TABLE 3 Communication barriers with elderly patients

Memory impairment or confusion limits 7.1% of community-dwelling individuals (age ≥ 65)
Senility and dementia limits 2.4% of older adults
Hearing impairment affects 35%-50% of older adults
Vision impairment affects 15%-25% of older adults
Combination of hearing and vision impairment affects 7% of older adults (ages 65-79) and 17% of older adults (age ≥ 80)

In addition to disability and geriatric syndromes, Dr. Naeim added two more communications barriers with older patients (see Table 3). Communicating with older patients will require more time on the part of the healthcare provider and will require a different approach, Dr. Naeim said.

"There is something called oral literacy demand, defined as the aspects of medical communication that challenge people with low literacy, including the use of technical terms, general language complexity, and structural aspects of dialogue (how fast we talk, the density of interactivity)," he said.

Debra L. Roter and colleagues conducted a modeling study that looked at oral literacy demand. These models have been applied mainly in genetic counseling but can be transferred to oncology counseling as well, Dr. Naeim said.

Caregivers need consideration Many older patients come to their visits with a caregiver or companion, Dr. Naeim said, and most cancer patients share their diagnosis or current condition with this other person. Patients with low health literacy are more likely to be influenced by a caregiver or companion, he said. Companions can be autonomy-enhancing, so that they facilitate the patient's understanding of the situation, or distracting if they try to build a relationship directly with the physician or control the decision-making process. Oncologists should also keep in mind the health literacy capabilities of the companion.

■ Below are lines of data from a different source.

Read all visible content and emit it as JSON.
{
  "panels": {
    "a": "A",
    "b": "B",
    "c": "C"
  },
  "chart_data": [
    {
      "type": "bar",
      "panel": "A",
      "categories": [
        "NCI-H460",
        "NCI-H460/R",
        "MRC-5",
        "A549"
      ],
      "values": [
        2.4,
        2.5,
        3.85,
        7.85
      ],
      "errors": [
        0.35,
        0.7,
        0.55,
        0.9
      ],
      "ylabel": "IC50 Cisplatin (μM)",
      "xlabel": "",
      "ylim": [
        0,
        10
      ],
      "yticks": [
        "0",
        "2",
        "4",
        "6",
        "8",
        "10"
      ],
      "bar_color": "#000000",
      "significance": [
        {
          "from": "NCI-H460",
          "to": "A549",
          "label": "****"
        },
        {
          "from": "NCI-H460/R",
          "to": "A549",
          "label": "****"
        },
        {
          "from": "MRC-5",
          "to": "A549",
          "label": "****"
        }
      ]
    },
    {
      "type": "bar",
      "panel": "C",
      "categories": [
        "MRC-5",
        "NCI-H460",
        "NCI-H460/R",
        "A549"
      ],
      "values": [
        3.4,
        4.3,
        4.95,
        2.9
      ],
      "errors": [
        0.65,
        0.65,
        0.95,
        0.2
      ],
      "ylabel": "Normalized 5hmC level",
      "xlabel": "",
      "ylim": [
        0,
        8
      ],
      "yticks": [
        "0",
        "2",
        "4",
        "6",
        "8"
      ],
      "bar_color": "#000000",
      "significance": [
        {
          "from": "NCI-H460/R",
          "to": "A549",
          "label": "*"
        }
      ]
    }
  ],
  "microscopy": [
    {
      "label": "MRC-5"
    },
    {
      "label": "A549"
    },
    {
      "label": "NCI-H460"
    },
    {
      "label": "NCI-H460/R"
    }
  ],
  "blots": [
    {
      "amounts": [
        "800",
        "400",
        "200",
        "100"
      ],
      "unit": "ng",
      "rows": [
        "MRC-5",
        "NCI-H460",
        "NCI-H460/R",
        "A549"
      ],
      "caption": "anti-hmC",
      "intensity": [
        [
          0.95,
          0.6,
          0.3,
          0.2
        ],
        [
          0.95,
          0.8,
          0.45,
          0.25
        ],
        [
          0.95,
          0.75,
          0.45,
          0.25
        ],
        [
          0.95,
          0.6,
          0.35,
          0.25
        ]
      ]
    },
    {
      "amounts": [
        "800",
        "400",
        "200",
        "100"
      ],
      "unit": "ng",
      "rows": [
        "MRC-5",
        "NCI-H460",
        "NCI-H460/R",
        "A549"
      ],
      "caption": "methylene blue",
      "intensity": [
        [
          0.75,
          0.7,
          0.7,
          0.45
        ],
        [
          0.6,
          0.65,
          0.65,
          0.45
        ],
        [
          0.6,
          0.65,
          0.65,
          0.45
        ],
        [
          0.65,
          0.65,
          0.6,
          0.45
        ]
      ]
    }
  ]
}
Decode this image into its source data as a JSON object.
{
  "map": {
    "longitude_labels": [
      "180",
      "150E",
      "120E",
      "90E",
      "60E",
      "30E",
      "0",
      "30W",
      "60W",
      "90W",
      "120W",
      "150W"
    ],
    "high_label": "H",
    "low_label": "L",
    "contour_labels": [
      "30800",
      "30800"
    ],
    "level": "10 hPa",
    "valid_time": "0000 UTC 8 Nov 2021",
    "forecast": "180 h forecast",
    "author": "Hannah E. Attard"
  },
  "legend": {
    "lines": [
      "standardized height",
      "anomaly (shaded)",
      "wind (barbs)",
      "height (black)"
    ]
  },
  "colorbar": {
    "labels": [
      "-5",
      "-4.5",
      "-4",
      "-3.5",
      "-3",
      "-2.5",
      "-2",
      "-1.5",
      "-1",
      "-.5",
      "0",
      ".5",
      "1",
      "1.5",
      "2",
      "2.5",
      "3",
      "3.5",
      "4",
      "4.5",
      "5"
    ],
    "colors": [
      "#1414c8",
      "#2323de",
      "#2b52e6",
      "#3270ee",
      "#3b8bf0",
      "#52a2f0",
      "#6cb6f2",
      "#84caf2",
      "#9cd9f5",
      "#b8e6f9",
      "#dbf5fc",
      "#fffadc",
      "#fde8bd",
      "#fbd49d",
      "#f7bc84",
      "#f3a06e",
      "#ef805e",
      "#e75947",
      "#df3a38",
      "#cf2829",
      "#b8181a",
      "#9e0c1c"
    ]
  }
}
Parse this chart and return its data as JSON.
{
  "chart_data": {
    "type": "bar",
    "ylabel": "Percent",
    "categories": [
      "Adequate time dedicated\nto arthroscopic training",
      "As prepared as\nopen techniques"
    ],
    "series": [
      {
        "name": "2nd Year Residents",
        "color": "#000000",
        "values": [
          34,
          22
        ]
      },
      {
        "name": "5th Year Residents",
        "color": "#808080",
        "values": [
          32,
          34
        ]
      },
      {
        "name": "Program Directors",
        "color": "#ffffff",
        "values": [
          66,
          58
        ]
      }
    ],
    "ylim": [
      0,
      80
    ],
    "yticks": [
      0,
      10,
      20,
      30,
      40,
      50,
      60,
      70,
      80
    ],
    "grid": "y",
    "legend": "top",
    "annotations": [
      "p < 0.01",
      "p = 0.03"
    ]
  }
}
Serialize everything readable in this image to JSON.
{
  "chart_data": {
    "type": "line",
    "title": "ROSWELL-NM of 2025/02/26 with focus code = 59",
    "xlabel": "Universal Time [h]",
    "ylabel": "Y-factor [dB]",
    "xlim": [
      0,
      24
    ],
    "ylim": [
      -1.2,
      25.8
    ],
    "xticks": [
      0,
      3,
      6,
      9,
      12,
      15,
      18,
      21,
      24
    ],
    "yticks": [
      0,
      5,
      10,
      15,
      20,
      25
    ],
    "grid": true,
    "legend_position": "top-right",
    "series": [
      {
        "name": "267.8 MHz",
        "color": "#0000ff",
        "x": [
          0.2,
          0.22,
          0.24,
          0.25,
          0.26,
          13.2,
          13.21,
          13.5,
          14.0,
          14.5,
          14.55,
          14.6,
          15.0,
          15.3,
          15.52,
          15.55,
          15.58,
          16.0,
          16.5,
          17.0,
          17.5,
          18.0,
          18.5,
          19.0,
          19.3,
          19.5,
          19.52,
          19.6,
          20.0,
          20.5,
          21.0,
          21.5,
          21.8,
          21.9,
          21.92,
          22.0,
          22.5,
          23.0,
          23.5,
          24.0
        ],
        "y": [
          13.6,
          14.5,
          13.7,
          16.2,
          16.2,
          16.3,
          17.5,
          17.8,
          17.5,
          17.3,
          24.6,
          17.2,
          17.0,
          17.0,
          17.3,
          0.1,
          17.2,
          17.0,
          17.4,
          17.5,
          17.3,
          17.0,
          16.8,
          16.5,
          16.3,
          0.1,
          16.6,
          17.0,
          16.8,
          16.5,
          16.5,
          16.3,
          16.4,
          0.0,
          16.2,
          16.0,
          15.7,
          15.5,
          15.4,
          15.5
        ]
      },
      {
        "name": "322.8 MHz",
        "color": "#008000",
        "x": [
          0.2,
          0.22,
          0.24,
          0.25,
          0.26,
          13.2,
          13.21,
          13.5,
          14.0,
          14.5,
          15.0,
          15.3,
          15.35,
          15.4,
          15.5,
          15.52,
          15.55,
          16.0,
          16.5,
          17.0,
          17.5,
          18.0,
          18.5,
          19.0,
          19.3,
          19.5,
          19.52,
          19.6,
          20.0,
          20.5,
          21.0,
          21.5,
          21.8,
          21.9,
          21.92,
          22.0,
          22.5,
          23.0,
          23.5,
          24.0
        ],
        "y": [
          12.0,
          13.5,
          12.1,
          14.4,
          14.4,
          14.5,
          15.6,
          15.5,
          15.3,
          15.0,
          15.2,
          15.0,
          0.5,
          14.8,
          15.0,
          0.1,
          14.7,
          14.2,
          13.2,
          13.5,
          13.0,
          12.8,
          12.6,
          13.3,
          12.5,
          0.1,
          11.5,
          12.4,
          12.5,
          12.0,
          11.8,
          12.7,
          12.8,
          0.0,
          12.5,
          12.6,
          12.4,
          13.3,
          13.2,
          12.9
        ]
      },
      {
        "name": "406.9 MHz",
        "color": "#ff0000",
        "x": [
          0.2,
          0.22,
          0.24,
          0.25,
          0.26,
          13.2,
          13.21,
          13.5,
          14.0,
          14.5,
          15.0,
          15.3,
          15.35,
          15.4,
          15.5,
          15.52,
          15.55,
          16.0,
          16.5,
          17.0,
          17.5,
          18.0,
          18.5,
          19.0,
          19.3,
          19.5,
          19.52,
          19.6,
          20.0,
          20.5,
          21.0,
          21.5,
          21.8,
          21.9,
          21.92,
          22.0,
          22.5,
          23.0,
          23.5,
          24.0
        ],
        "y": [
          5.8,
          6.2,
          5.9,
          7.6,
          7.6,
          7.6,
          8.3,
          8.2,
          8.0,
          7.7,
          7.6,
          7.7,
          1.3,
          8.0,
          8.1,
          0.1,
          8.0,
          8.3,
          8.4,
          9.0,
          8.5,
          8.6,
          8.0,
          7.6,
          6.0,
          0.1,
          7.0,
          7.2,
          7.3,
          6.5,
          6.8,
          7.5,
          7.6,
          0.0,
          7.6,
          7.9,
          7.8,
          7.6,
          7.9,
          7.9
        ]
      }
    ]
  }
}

Ms. Roter's group found that the more counselors used technical terms and dense, less interactive dialogue, the less satisfied the simulated clients were. Providers that monitor their vocabulary and language, as well as the structural characteristics of interaction, lower the literacy demand of routine medical dialogue, they recommended (Soc Sci Med 65:1442-1457, 2007).

Dr. Naeim offered some ways that cancer care specialists can improve their communication with older patients. First, recognize that the translation of data from population-based trials to personal risk may be puzzling for the patient. "Encourage patients to use [population-based] risk as an aid, but not as a predictor of exact future events," he said.

Consider using risk graphics such as simplified survival-only pictographs. He cited Adjuvant! Online as an example of how to present complex data. The program generates a single graphic that depicts four possible outcomes: survival, mortality from the cancer, mortality from other causes, and incremental survival with adjuvant treatment.

Finally, framing is always important, whether treatment will lead to a loss or a gain, he stressed. "You really want to frame things in many different ways to allow the patient to understand what you're trying to communicate. . . in general, it's insufficient to provide patients with objective probabilities. They need to be in some way contextualized in terms of implications for that particular patient or his life."